Charlotte rolls her eyes. “Jac, listen, I know your type. You’ve seen this show, you’re not easily manipulated, but that doesn’t mean you don’t have to make any effort. The interruptions are expected. Just, very sweetly, grab his hand and ask to steal him for a minute.”
“I assume you want me to do that while the current girl is dead in the middle of her sob-worthy backstory?”
Charlotte smiles sardonically. “That charm. That wit. That humor.” Charlotte winks at me. “That’s what we brought you on for. Now, go,” she says, giving me a little push toward the tidy pagoda where Aliana is curled up with Marcus on a couch. I step forward, tilting my head to one side. Aliana is, predictably, tearing up.
“Oh,” I say. “Hey, y’all.”
Marcus looks up at me, relieved. I can tell I’m his life raft in this moment.
“You wanna get out of here?” I ask him, thinking I’m being funny. Aliana stares at me like she wishes I were dead.
But Marcus says, “Definitely,” shoots up from where he’s sitting with Aliana, and grabs my hand. I pull him in the direction of the pool in the mansion’s backyard, fairy lights glowing all around us. If I was writing a romantic scene into a book, I might set it here.
“You look like you’ve been waiting for a knight in shining armor,” I say to him.
“Mm-hmm,” Marcus says easily. “And is that you?”
I remembered Sarah telling me he was the perfect guy for me less than three weeks ago. I remember the way she’d sighed sweetly over the webcam.
Just make sure you’re ready.
I’m not. Because I know this is fake.
I’d known it from the first application and every interview since. I’d done what I needed to. I’d said things about falling in love and failed relationships and tragic backstory and whatever they wanted. I’d simpered and joked around and given my everything into getting on this show.
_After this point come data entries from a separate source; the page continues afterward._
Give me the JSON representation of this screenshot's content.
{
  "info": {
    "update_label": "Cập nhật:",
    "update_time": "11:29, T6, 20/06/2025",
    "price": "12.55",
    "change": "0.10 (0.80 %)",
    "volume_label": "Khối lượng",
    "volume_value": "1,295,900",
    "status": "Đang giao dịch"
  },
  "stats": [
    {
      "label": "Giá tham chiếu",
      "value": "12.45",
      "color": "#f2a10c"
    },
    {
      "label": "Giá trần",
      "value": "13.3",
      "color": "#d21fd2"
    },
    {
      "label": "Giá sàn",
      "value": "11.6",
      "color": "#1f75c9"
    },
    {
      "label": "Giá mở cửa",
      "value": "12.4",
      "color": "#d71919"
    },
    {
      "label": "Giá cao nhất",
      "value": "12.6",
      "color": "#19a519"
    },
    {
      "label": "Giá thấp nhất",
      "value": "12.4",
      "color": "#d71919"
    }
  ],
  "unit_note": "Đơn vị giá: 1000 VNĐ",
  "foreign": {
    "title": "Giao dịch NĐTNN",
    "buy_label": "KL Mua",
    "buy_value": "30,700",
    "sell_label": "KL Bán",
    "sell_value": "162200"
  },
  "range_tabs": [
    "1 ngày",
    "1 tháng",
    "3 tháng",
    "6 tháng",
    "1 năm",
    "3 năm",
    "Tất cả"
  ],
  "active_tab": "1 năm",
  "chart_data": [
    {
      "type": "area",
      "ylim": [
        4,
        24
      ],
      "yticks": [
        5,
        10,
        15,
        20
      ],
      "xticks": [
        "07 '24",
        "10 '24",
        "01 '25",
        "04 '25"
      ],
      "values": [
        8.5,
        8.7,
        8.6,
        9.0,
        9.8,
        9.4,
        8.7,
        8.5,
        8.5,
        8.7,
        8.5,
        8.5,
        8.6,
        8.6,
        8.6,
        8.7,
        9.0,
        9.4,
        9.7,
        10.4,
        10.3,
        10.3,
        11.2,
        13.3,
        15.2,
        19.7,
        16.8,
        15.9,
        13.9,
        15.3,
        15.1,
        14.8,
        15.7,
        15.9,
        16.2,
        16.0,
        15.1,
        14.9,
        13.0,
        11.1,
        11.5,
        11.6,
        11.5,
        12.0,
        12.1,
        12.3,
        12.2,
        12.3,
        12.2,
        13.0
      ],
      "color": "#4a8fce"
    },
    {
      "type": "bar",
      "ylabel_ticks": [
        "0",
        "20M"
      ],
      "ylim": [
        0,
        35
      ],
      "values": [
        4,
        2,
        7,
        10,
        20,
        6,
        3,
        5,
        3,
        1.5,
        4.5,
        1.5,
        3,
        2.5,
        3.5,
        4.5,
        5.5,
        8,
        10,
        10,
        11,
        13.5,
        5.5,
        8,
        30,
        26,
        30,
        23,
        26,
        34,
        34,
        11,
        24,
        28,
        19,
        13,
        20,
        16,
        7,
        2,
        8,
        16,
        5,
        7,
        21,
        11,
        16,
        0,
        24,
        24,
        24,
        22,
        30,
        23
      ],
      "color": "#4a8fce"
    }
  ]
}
I am thirty-two and I’ve spent enough of my life running up this fucking hill.
Marcus stops at the edge of the mansion’s pool. I look down at the water, then back up at him.
“Well?” I say. “Are we doing this?”
I slough off my heels and crouch down, sitting at the edge of the pool, hiking up my evening gown, and dipping my feet into the water. With a laugh, Marcus gets down beside me, untying his shoes and then removing his socks.
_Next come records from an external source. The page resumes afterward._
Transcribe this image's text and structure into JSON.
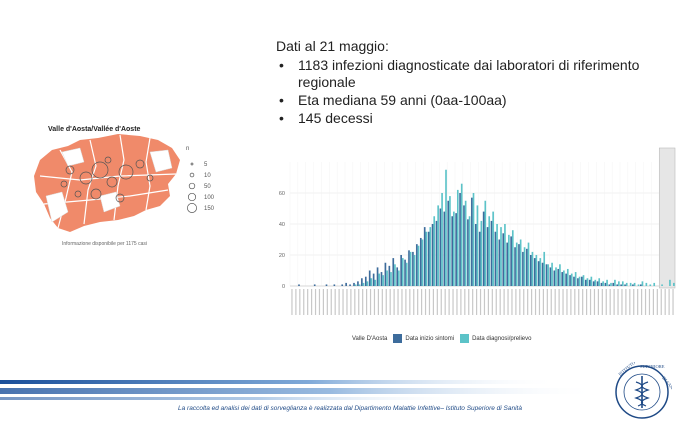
{
  "slide": {
    "heading": "Dati al 21 maggio:",
    "bullets": [
      "1183 infezioni diagnosticate dai laboratori di riferimento regionale",
      "Eta mediana 59 anni (0aa-100aa)",
      "145 decessi"
    ],
    "footer": "La raccolta ed analisi dei dati di sorveglianza è realizzata dal Dipartimento Malattie Infettive– Istituto Superiore di Sanità",
    "logo_text": "ISTITUTO SUPERIORE DI SANITÀ"
  },
  "map": {
    "title": "Valle d'Aosta/Vallée d'Aoste",
    "caption": "Informazione disponibile per 1175 casi",
    "fill_color": "#f08a6a",
    "legend_title": "n",
    "legend_values": [
      "5",
      "10",
      "50",
      "100",
      "150"
    ]
  },
  "chart_data": {
    "type": "bar",
    "title": "",
    "xlabel": "",
    "ylabel": "",
    "ylim": [
      0,
      80
    ],
    "yticks": [
      "0",
      "20",
      "40",
      "60"
    ],
    "legend_title": "Valle D'Aosta",
    "legend_placement": "bottom",
    "colors": {
      "onset": "#3d6c9c",
      "diagnosis": "#5cc3c8",
      "shade": "#e6e6e6"
    },
    "series": [
      {
        "name": "Data inizio sintomi",
        "values": [
          0,
          0,
          1,
          0,
          0,
          0,
          1,
          0,
          0,
          1,
          0,
          1,
          0,
          1,
          2,
          1,
          2,
          3,
          5,
          6,
          10,
          8,
          12,
          9,
          15,
          13,
          18,
          12,
          20,
          17,
          23,
          22,
          27,
          31,
          38,
          35,
          40,
          42,
          50,
          48,
          55,
          45,
          47,
          60,
          52,
          43,
          57,
          40,
          35,
          48,
          38,
          42,
          35,
          30,
          34,
          28,
          32,
          25,
          27,
          22,
          24,
          20,
          18,
          16,
          15,
          14,
          12,
          10,
          11,
          9,
          8,
          7,
          6,
          5,
          6,
          4,
          4,
          3,
          3,
          2,
          2,
          1,
          2,
          1,
          1,
          1,
          0,
          1,
          0,
          1,
          0,
          0,
          0,
          0,
          0,
          0,
          0,
          0
        ]
      },
      {
        "name": "Data diagnosi/prelievo",
        "values": [
          0,
          0,
          0,
          0,
          0,
          0,
          0,
          0,
          0,
          0,
          0,
          0,
          0,
          0,
          0,
          0,
          1,
          1,
          2,
          3,
          5,
          4,
          8,
          7,
          10,
          9,
          14,
          10,
          18,
          15,
          22,
          20,
          26,
          30,
          35,
          38,
          45,
          52,
          60,
          75,
          58,
          48,
          62,
          66,
          55,
          45,
          60,
          52,
          42,
          55,
          45,
          48,
          40,
          38,
          40,
          33,
          36,
          28,
          30,
          25,
          28,
          22,
          20,
          18,
          22,
          14,
          15,
          12,
          14,
          10,
          11,
          8,
          9,
          6,
          7,
          5,
          6,
          4,
          5,
          3,
          4,
          2,
          4,
          3,
          3,
          2,
          2,
          2,
          1,
          3,
          2,
          1,
          2,
          0,
          1,
          0,
          4,
          2
        ]
      }
    ]
  }
}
“Don’t get your pants wet,” I warn him.
“Eh.” He shrugs with an easy grin. “What’s the worst that could happen?”
“I don’t know, I guess you could just disappoint your future wife,” I return.
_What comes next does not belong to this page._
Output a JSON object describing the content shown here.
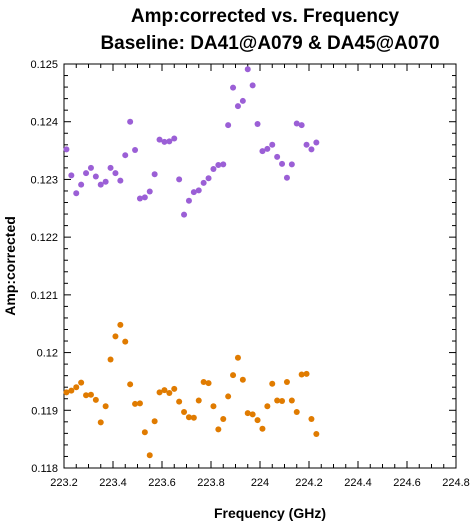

“Maybe I’d disappoint my future wife if I didn’t get into the pool with her,” Marcus says, and despite myself, I feel my cheeks warm. I sit there with no answer until he finally saves me. “How’s your night going so far?”
“I wasn’t sure we’d get to talk again,” I admit to Marcus.
“But you wanted to?” he asks.
“Yeah,” I say, leaning my body toward his as much as I can while still sitting beside him. I think of kissing him, the bourbon I’d had taking a powerful hold of my bloodstream. “I might even move in, if you really want.”